Introduction to the Chair
The Canada Research Chair of Literary and Cultural Transfers was implemented by the University of Ottawa as a concerted research initiative addressing our era's cultural mobility and instability. Its objective is to better understand contemporary culture by taking a scientific and critical look at many of its aspects, by developing new critical paradigms, with which to address its phenomena.
Two inescapable cultural realities gave rise to the Chair. The first is the shock resulting from the many upheavals occurring on the contemporary cultural scene, upheavals perceived both as a potential opening of barriers and as a very real threat of identity wars. The second is the prevalence of the term "transfer" in various networks of communication, in various types of discourse.

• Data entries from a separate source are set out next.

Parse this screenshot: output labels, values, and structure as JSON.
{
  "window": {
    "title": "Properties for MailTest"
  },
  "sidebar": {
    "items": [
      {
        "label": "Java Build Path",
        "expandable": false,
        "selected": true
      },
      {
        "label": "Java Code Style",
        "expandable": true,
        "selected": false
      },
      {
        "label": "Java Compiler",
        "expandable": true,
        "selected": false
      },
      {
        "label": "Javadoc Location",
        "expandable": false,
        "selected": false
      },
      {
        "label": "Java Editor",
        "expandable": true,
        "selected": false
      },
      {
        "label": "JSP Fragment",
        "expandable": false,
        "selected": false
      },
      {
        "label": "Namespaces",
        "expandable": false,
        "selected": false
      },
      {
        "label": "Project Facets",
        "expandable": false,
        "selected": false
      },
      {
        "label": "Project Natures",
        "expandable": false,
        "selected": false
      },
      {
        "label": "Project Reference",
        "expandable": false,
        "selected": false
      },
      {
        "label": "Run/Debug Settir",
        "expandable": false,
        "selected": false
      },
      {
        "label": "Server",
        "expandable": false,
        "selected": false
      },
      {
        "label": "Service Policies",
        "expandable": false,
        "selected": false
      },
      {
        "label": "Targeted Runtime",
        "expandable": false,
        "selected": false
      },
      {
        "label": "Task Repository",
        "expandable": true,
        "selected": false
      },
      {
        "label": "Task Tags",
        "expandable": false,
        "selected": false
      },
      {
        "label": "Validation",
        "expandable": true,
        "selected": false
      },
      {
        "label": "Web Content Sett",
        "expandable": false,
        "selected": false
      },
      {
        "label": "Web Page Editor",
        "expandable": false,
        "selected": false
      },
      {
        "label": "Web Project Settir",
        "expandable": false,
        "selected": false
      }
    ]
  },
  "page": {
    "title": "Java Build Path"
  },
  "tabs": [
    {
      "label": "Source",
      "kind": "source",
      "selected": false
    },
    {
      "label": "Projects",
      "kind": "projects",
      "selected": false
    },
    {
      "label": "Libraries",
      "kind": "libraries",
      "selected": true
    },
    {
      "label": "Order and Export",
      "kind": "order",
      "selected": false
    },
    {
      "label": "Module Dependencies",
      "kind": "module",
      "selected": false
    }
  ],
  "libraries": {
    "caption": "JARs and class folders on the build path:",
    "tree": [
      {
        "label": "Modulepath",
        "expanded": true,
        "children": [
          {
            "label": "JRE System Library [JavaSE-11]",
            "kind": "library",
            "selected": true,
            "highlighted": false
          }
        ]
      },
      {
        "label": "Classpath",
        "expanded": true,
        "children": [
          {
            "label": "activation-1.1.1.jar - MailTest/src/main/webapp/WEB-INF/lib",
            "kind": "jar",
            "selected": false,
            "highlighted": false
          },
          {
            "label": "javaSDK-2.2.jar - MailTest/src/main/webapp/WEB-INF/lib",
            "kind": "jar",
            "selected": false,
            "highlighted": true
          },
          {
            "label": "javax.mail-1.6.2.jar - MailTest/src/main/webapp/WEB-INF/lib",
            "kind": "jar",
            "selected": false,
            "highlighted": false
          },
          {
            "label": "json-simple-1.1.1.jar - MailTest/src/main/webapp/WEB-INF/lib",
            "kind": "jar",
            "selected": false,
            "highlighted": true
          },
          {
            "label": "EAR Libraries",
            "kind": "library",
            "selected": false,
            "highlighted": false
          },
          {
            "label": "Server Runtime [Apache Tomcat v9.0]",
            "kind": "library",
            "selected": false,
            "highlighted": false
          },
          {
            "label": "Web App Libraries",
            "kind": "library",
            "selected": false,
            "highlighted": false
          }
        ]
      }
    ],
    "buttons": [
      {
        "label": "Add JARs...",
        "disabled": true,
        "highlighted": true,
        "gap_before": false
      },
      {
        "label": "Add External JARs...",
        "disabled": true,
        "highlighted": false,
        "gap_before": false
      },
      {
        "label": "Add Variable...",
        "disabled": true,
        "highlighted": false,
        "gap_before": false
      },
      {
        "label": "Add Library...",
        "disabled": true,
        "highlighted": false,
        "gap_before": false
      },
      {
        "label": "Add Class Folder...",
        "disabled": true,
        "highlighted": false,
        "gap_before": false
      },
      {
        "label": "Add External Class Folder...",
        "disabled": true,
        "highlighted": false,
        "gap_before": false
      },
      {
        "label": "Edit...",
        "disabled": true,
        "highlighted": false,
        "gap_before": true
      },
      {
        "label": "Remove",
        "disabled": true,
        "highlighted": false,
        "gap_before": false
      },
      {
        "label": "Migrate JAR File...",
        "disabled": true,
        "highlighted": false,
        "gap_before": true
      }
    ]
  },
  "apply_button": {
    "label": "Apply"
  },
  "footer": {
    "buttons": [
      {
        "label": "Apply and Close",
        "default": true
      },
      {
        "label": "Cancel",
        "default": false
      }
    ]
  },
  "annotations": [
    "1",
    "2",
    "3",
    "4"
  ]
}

The Chair adopts the following position: since transfer has proven to be a central process in contemporary culture, the notion of "transfer" might also prove a useful intellectual instrument, an axis concept, with which these current transformations may be approached and explored. This would entail an initial focus upon the concept itself, an attempt to extract from the various discursive manifestations of "transfer" a core concept, which would then serve as an analytical tool. Furthermore, we shall never lose sight of the very real impact that the current multiplication of transfers has upon our lives-an impact to be addressed, specified, sorted out.
Cultural Transfer
In its simplest, interculturally accepted sense, cultural transfer is the transport of cultural materials from one culture to another. This means displacement and transport, the breaching of distances, the crossing of thresholds. At the point of departure, there is a selection of what to transport, an extraction, a de-contextualisation; at the point of arrival, a reinsertion, a re-contextualisation. The transferred material is transformed in the process, since its identity and its meaning depend on its relation to a context. To be considered, in their effects, are the channels of communication, the networks of transport, the agents, mediation and agency. The process is further complicated by power politics and the value systems at stake. Any analysis of transfers and of the changes they leave in their wake must also address that which is latent within power structures or within the less salient aspects of the process itself.
The intercultural conceptualization of transfer often assumes the existence of stable, homogenous cultures, between which the process of transfer plays out. But it turns out that transfer also occurs within cultures, in more than one direction, across many strata. The Chair must therefore include within its focus these intracultural transfers and, in doing so, develop new critical perspectives to address these notions of stability and unity within specific cultures.
Particular attention shall be paid to the erosion of pivotal sociopolitical identities. The accelerated displacement of peoples, both physical (migratory) and virtual (electronic, without time delay) intensifies and exacerbates the unsettling effect of cultural transfer. Nonetheless, as Lacan observes, "in transfer, the subject builds, constructs something." Taken beyond psychoanalysis, such a statement underscores the inherent "creativity" of transfer, a notion that shall be developed in the course of our research.